Cryptocurrency exchange Bitget has entered a period of rebranding with its acquisition of Bitkeep. Sailing to new areas, the stock market has achieved more than one success, especially in 2023. With its successful work, Bitget has increased its trading volumes significantly, placing it in the fourth place among the top five crypto currency exchanges.
The top four exchanges dominate 58% of the total market trading volume, according to second-quarter data from TokenInsight. While Binance alone has a share of 52%, OKX managed to rise to the top four with a trading volume of 15.13%, Bybit 10.6% and Bitget 8.1%.
Bitget also released its second quarter report last week. According to the stock market’s report dated July 18, Bitget determined its spot trading volume to be over $60 billion and its futures volume to be $606 billion in its second quarter report.
The report also included a study by blockchain analysis company Nansen. According to this research, Bitget was the only exchange that increased its futures volumes in the six-month timeframe following the collapse of Sam Bankman-Fried’s FTX.
The exchange also notes that the launch of copy trading, its feature that allows users to emulate the trading strategies of certain traders, impacted its performance in the second quarter. Bitget said it attracted 29,700 new elite investors and 169,800 new followers, resulting in a profit of $33 million by mid-2023.
On the other hand, Bitget acquired virtual asset service provider registration in Poland and Lithuania in 2023 as it expands its services to Europe. He stated that the exchange plans to establish a regional hub for its operations in Dubai.
Seychelles-based cryptocurrency derivatives exchange Bitget recorded prolific growth in key metrics in the first half of 2023, thanks to the integration of its recently purchased individual custodian wallet service.
Avalanche Foundation to create incentive program
The Avalanche Foundation has rolled up its sleeves to create a $50 million incentive program.
To demonstrate the benefits of tokenized assets, the foundation has allocated a $50 million budget to purchase tokenized assets on the Avalanche network.
The new program, called Avalanche Vista, will evaluate equity, loans, real estate and miscellaneous commodities.
John Wu, president of Ava Labs, said:
“Asset tokenization is a key driver not only for the future of capital markets, but for today as well. The momentum of institutions continuing to build on the chain is incredible, and the Avalanche Foundation is taking a big step forward with this initiative.”

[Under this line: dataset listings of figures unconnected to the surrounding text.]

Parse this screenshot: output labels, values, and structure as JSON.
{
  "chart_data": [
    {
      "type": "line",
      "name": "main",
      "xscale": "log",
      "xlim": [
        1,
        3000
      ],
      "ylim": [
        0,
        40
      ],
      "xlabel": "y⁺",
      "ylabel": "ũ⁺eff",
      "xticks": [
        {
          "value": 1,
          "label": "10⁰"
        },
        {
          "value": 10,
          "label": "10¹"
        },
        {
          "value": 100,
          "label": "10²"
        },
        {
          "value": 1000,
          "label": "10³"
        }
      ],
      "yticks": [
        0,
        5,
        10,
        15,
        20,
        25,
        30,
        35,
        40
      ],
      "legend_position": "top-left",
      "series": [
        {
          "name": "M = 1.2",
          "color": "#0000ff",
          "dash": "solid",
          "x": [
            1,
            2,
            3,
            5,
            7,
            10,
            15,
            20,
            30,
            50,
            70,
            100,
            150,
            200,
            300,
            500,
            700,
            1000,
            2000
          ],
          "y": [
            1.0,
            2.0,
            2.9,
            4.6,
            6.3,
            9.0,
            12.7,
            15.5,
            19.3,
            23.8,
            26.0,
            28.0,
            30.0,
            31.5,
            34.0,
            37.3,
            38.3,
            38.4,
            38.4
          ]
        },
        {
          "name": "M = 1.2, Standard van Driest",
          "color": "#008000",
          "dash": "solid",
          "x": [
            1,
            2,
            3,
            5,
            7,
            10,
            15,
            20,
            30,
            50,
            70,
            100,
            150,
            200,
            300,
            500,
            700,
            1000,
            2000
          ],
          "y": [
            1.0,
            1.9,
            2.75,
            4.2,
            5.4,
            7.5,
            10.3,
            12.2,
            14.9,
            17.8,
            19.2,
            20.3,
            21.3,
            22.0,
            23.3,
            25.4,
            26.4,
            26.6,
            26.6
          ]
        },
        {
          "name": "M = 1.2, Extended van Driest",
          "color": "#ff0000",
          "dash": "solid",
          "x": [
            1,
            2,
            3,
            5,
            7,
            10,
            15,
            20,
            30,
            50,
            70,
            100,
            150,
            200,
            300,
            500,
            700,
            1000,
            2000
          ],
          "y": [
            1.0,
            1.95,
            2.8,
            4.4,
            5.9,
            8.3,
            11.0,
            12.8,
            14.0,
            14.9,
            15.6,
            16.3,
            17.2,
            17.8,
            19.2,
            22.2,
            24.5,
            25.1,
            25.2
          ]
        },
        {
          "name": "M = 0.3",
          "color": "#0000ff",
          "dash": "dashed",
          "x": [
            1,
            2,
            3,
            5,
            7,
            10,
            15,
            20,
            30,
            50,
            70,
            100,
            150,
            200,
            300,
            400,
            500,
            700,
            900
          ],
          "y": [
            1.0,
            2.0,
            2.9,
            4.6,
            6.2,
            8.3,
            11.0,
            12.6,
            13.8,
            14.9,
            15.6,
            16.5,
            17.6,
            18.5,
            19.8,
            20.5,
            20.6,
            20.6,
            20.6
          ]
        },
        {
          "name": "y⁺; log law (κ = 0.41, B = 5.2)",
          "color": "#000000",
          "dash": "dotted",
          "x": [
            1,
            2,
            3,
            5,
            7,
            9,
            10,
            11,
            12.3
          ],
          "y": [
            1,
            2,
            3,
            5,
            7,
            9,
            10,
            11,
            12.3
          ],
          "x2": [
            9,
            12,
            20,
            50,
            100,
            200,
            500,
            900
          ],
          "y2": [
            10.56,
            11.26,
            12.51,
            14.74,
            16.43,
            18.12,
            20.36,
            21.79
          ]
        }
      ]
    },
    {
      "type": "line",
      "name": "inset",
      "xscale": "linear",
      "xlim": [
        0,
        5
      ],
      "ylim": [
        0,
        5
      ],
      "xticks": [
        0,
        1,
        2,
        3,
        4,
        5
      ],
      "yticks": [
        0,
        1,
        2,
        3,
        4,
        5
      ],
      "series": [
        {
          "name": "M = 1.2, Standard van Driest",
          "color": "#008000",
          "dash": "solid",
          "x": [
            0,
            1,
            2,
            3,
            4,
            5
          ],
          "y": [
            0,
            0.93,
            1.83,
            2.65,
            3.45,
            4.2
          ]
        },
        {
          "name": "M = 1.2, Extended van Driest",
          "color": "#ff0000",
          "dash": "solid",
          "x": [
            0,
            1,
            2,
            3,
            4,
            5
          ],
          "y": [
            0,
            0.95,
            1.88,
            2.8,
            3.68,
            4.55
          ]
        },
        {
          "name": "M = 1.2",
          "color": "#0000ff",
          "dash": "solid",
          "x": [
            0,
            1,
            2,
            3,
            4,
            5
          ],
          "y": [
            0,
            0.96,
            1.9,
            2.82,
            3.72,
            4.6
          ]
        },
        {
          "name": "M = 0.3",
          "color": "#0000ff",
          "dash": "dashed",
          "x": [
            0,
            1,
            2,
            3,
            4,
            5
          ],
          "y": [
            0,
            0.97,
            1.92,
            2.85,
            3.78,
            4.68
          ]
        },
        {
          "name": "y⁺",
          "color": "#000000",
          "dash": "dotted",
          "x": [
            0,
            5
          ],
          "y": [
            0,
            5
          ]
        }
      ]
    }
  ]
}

The Avalanche Foundation recently tokenized a stake in Securitze’s KKR fund, demonstrating how serious it is in its current policy.
The foundation made the following statements regarding the new incentive program:
“The $50 million allocation is a demonstration of the Avalanche Foundation’s commitment to advancing a new consensus mechanism, unique network architecture, technical innovation, and an efficient and cost-effective financial system.”
The foundation also emphasized that it aims to accelerate its role in on-chain financing by demonstrating the benefits of tokenization.
Avalanche announced that it will launch a $180 million DeFi investment program with Aave and Curve in 2021 to move blockchain technology forward.